Just the fact that there are tariffs creates a “chilling effect” for business, he said, but that hasn’t dissuaded USW from maintaining contacts in the country and reaching out to new millers to market U.S. wheat.
Frustratingly, U.S. wheat is sought after in China because of its reputation for quality, especially when compared to domestic grain, Coey said.
“Due to years of trade and technical servicing by USW, all major users of wheat in China are familiar with the advantages of U.S. wheat, especially” hard and soft spring wheats, he said. “U.S. wheat maintains a strong reputation in China among mills who seek to produce specialty flour, such as for bread and cake.”
It’s not just the wheat farmers who have been frustrated. The USDA estimates that if China had set up the TRQs as it was supposed to, the U.S. would have likely shipped an additional $3.5 billion worth of grain in 2015 alone.
There have been recent positive signs for the on-again, off-again talks to end the U.S.-China trade war, but China has brought in new muscle (Commerce Minister Zhong Shan) for the renewed negotiations that have so far only been a long-distance, over-the-phone conversations since Presidents Donald Trump and Xi Jinping met in June.

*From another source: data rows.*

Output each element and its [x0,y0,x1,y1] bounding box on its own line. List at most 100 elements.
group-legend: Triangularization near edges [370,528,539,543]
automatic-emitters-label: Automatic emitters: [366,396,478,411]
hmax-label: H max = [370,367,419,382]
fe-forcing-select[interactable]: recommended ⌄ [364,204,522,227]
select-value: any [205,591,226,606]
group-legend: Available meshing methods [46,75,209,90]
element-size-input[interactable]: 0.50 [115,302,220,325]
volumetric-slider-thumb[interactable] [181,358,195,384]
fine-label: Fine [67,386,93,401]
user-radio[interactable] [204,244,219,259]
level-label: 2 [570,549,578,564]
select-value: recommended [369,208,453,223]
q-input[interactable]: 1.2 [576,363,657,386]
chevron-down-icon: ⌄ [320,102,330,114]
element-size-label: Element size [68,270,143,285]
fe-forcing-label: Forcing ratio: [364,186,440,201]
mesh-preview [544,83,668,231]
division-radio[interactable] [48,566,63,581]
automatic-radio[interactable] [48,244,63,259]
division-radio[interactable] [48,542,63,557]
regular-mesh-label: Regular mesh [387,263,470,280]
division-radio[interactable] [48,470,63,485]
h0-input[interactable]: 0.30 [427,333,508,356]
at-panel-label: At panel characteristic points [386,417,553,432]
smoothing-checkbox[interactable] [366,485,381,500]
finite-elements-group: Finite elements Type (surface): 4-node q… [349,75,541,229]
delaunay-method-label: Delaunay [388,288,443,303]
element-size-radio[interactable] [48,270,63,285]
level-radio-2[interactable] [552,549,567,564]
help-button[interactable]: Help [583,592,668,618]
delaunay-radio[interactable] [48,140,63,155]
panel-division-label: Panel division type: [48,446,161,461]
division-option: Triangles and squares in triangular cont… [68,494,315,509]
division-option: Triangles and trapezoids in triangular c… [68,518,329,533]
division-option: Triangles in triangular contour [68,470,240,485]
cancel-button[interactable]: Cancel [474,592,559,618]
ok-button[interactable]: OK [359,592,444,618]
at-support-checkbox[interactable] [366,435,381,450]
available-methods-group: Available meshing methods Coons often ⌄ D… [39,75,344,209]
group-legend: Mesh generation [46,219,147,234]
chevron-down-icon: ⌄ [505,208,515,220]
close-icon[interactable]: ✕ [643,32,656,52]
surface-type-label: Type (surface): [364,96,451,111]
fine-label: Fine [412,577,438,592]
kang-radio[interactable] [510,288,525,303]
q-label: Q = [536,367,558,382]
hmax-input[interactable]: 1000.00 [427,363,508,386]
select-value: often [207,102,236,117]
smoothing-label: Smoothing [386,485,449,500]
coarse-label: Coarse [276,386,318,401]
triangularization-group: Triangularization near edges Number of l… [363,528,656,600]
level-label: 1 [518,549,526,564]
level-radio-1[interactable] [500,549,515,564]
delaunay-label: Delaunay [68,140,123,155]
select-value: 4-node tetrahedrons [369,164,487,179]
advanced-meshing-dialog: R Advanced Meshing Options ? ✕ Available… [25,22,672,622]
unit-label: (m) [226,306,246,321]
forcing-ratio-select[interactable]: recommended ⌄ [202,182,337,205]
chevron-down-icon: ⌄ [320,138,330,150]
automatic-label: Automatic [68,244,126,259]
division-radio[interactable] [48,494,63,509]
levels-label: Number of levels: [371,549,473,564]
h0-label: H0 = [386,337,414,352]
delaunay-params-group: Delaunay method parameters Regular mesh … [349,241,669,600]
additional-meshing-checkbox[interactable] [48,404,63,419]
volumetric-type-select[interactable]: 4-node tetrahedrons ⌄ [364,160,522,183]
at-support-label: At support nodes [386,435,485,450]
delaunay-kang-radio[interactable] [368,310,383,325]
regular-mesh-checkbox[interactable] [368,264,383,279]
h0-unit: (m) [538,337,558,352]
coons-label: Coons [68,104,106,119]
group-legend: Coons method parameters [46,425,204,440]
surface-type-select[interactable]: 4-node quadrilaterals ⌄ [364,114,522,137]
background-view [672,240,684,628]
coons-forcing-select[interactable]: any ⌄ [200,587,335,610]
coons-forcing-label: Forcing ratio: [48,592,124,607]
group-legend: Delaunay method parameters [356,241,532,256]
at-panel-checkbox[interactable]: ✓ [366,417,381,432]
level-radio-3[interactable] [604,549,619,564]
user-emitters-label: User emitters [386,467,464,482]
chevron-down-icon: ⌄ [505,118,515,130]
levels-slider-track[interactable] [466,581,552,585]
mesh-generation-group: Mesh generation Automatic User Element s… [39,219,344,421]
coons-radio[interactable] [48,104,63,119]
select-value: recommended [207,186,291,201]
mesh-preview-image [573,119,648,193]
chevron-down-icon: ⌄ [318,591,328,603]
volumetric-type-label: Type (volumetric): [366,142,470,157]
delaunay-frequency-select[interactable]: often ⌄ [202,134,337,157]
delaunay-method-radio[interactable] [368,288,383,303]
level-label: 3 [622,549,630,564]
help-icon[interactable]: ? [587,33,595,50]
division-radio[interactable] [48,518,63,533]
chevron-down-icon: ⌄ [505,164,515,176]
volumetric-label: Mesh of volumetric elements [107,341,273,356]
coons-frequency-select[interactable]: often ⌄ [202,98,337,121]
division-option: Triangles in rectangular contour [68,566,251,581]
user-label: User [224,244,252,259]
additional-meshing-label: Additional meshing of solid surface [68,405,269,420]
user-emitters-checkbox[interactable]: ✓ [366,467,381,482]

The latest telephone negotiations last week, went well, Trump said, but neither the U.S. or Chinese governments held press conferences or released descriptions of the talks — not even to announce that progress was being made.

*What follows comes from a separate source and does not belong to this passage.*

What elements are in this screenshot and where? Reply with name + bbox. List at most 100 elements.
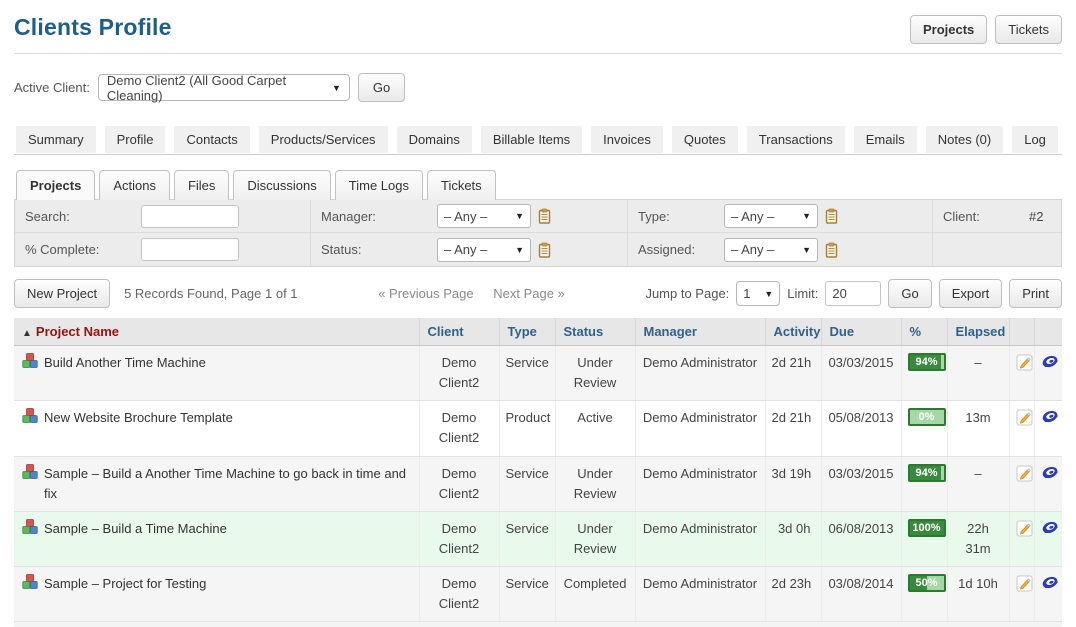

“They had a very good talk. We'll see what happens,” Trump said about the call between USTR Robert Lighthizer, Treasury Secretary Steven Mnuchin and their Chinese counterparts Vice-Premier Liu He and Zhong.
The White House announced Wednesday that Lighthizer and Mnuchin will fly to Shanghai next week for face-to-face talks that will start Tuesday.
“The discussions will cover a range of issues, including intellectual property, forced technology transfer, non-tariff barriers, agriculture, services, the trade deficit, and enforcement,” the White House said.
But Chinese tariffs remain firmly in place on virtually all U.S. crops, choking trade with the U.S., and Chinese officials are already warning that the U.S. better be willing to give as well as take during the rekindled talks.
"There will never be an agreement where the U.S. is the sole winner; the agreement must be mutually beneficial," said Zhang Xiaoqiang, vice chairman of the Beijing-based China Center for International Economic Exchanges. Zhang was quoted in an article Saturday by China Daily, a government-run outlet.
Meanwhile, U.S. wheat farmers just want a fair shake at supplying Chinese millers who want the American-made grain.
“We are concerned that Chinese customers are learning to make do without us,” USW’s Coey said. “However, unlike more steady and loyal markets, China has only ever offered us an opportunistic crack at a sliver of their market … We are hoping that business will bounce back if we return to normal tariff treatment, and can again go toe to toe with other imported origins.”